Votar é um direito e uma obrigação para os cidadãos com capacidade eleitoral. A democracia afirma-se quando os cidadãos têm a oportunidade de exercer seu direito de escolher quem querem que governe o país ou a sua cidade.
Aos partidos ou grupos cívicos cabe trabalhar no sentido de apresentar plataformas políticas que convençam o cidadão de que merecem ser eleitos.
No caso moçambicano e para que os processos eleitorais que se avizinham decorram dentro da chamada normalidade e não haja zonas de penumbra que suscitem dúvidas quanto a credibilidade, importa que os cidadãos e os partidos políticos estejam atentos. O estado de alerta deve ser máximo quanto a manobras ilícitas que porventura alguém esteja planeando.
O ideal em democracia é que os eleitos o sejam sem recurso a procedimentos duvidosos ou fraudulentos. A tentativa e mesmo o uso de meios ilícitos está bem presente na memória colectiva dos moçambicanos, sobretudo em 1999, mas não só.
O passado recente no capítulo eleitoral mostra que não se deve confiar. Com cumplicidade de órgãos eleitorais, de organizações da sociedade civil, de doadores internacionais foram cometidas e testemunhadas irregularidades que não seriam aceites em qualquer outro país que se diga democrático.
Permitir que irregularidades e práticas claramente ilícitas passassem à vista de todos não pode ser imputado aos outros mas sim a fraquezas internas dos partidos concorrentes.
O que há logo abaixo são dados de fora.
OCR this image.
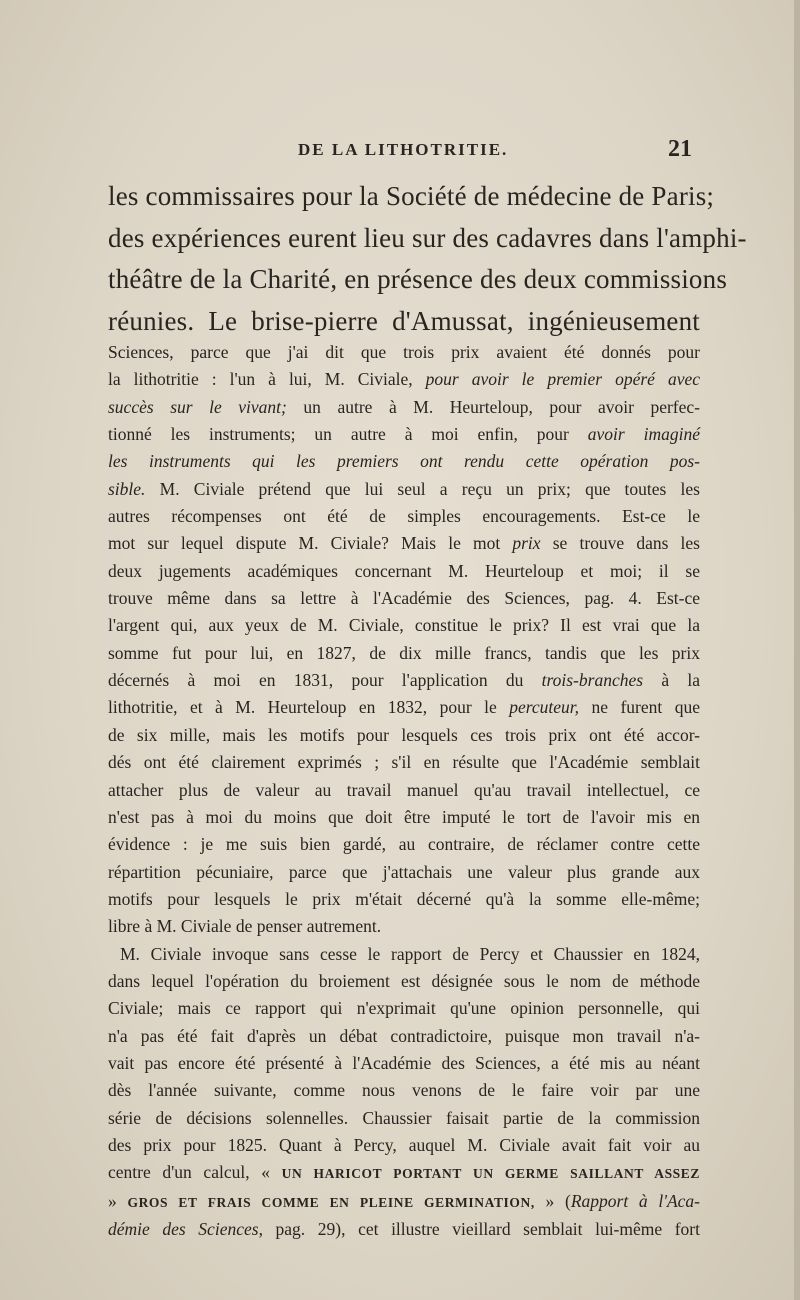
DE LA LITHOTRITIE.	21
les commissaires pour la Société de médecine de Paris;
des expériences eurent lieu sur des cadavres dans l'amphi-
théâtre de la Charité, en présence des deux commissions
réunies. Le brise-pierre d'Amussat, ingénieusement
Sciences, parce que j'ai dit que trois prix avaient été donnés pour
la lithotritie : l'un à lui, M. Civiale, pour avoir le premier opéré avec
succès sur le vivant; un autre à M. Heurteloup, pour avoir perfec-
tionné les instruments; un autre à moi enfin, pour avoir imaginé
les instruments qui les premiers ont rendu cette opération pos-
sible. M. Civiale prétend que lui seul a reçu un prix; que toutes les
autres récompenses ont été de simples encouragements. Est-ce le
mot sur lequel dispute M. Civiale? Mais le mot prix se trouve dans les
deux jugements académiques concernant M. Heurteloup et moi; il se
trouve même dans sa lettre à l'Académie des Sciences, pag. 4. Est-ce
l'argent qui, aux yeux de M. Civiale, constitue le prix? Il est vrai que la
somme fut pour lui, en 1827, de dix mille francs, tandis que les prix
décernés à moi en 1831, pour l'application du trois-branches à la
lithotritie, et à M. Heurteloup en 1832, pour le percuteur, ne furent que
de six mille, mais les motifs pour lesquels ces trois prix ont été accor-
dés ont été clairement exprimés ; s'il en résulte que l'Académie semblait
attacher plus de valeur au travail manuel qu'au travail intellectuel, ce
n'est pas à moi du moins que doit être imputé le tort de l'avoir mis en
évidence : je me suis bien gardé, au contraire, de réclamer contre cette
répartition pécuniaire, parce que j'attachais une valeur plus grande aux
motifs pour lesquels le prix m'était décerné qu'à la somme elle-même;
libre à M. Civiale de penser autrement.
M. Civiale invoque sans cesse le rapport de Percy et Chaussier en 1824,
dans lequel l'opération du broiement est désignée sous le nom de méthode
Civiale; mais ce rapport qui n'exprimait qu'une opinion personnelle, qui
n'a pas été fait d'après un débat contradictoire, puisque mon travail n'a-
vait pas encore été présenté à l'Académie des Sciences, a été mis au néant
dès l'année suivante, comme nous venons de le faire voir par une
série de décisions solennelles. Chaussier faisait partie de la commission
des prix pour 1825. Quant à Percy, auquel M. Civiale avait fait voir au
centre d'un calcul, « UN HARICOT PORTANT UN GERME SAILLANT ASSEZ
» GROS ET FRAIS COMME EN PLEINE GERMINATION, » (Rapport à l'Aca-
démie des Sciences, pag. 29), cet illustre vieillard semblait lui-même fort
Para os doadores internacionais o mais fácil é carimbarem os pleitos como justos e transparentes se não houver objecções fortes e fundamentadas em tempo útil pelos protagonistas dos processos.
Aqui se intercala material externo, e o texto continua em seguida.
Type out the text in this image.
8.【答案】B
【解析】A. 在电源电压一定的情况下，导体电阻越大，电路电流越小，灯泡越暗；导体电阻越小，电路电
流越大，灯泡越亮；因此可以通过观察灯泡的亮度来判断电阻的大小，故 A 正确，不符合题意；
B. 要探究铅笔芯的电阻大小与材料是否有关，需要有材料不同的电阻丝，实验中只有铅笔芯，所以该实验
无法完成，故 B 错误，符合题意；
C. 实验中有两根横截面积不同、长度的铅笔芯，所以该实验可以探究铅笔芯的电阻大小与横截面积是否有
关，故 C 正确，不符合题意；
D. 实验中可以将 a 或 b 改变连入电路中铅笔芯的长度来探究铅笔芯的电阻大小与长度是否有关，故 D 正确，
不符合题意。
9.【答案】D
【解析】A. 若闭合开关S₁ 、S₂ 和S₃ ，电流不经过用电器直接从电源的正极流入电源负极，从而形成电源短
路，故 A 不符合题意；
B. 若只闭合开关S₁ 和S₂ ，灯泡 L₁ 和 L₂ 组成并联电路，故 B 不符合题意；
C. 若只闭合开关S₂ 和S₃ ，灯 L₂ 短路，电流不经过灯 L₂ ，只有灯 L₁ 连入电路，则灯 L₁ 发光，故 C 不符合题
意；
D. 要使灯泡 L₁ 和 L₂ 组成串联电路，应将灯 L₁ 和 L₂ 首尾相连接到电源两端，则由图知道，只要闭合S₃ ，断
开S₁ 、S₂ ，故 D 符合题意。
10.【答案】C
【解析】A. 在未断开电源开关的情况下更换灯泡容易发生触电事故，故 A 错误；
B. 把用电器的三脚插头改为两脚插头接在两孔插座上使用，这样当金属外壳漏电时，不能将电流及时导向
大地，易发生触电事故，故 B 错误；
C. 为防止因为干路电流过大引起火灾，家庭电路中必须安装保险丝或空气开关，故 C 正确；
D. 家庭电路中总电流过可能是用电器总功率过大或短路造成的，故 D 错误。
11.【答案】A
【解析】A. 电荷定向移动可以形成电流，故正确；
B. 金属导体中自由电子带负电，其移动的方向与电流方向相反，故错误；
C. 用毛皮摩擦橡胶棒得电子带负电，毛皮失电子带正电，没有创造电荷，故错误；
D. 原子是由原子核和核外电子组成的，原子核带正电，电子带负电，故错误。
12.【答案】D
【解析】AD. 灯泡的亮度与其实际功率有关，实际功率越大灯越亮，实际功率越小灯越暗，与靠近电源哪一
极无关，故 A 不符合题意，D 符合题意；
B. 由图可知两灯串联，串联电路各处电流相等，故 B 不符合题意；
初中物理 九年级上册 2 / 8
A capacidade dos partidos políticos apresentarem casos sólidos de violação da legislação eleitoral faz parte dos esforços para implantar uma democracia não só credível para os moçambicanos como também para o resto do mundo.
Não se pode ficar à espera que os outros partidos actuem dentro daquilo que são os limites do razoável e que não recorram a manobras obscuras para que os resultados finais sejam a seu favor.
A política é também uma batalha sem quartel. Mesmo quando se diz que ela acontece com ausência de armas isso não é totalmente verdade porque sempre que possível os detentores do poder fazem uso delas.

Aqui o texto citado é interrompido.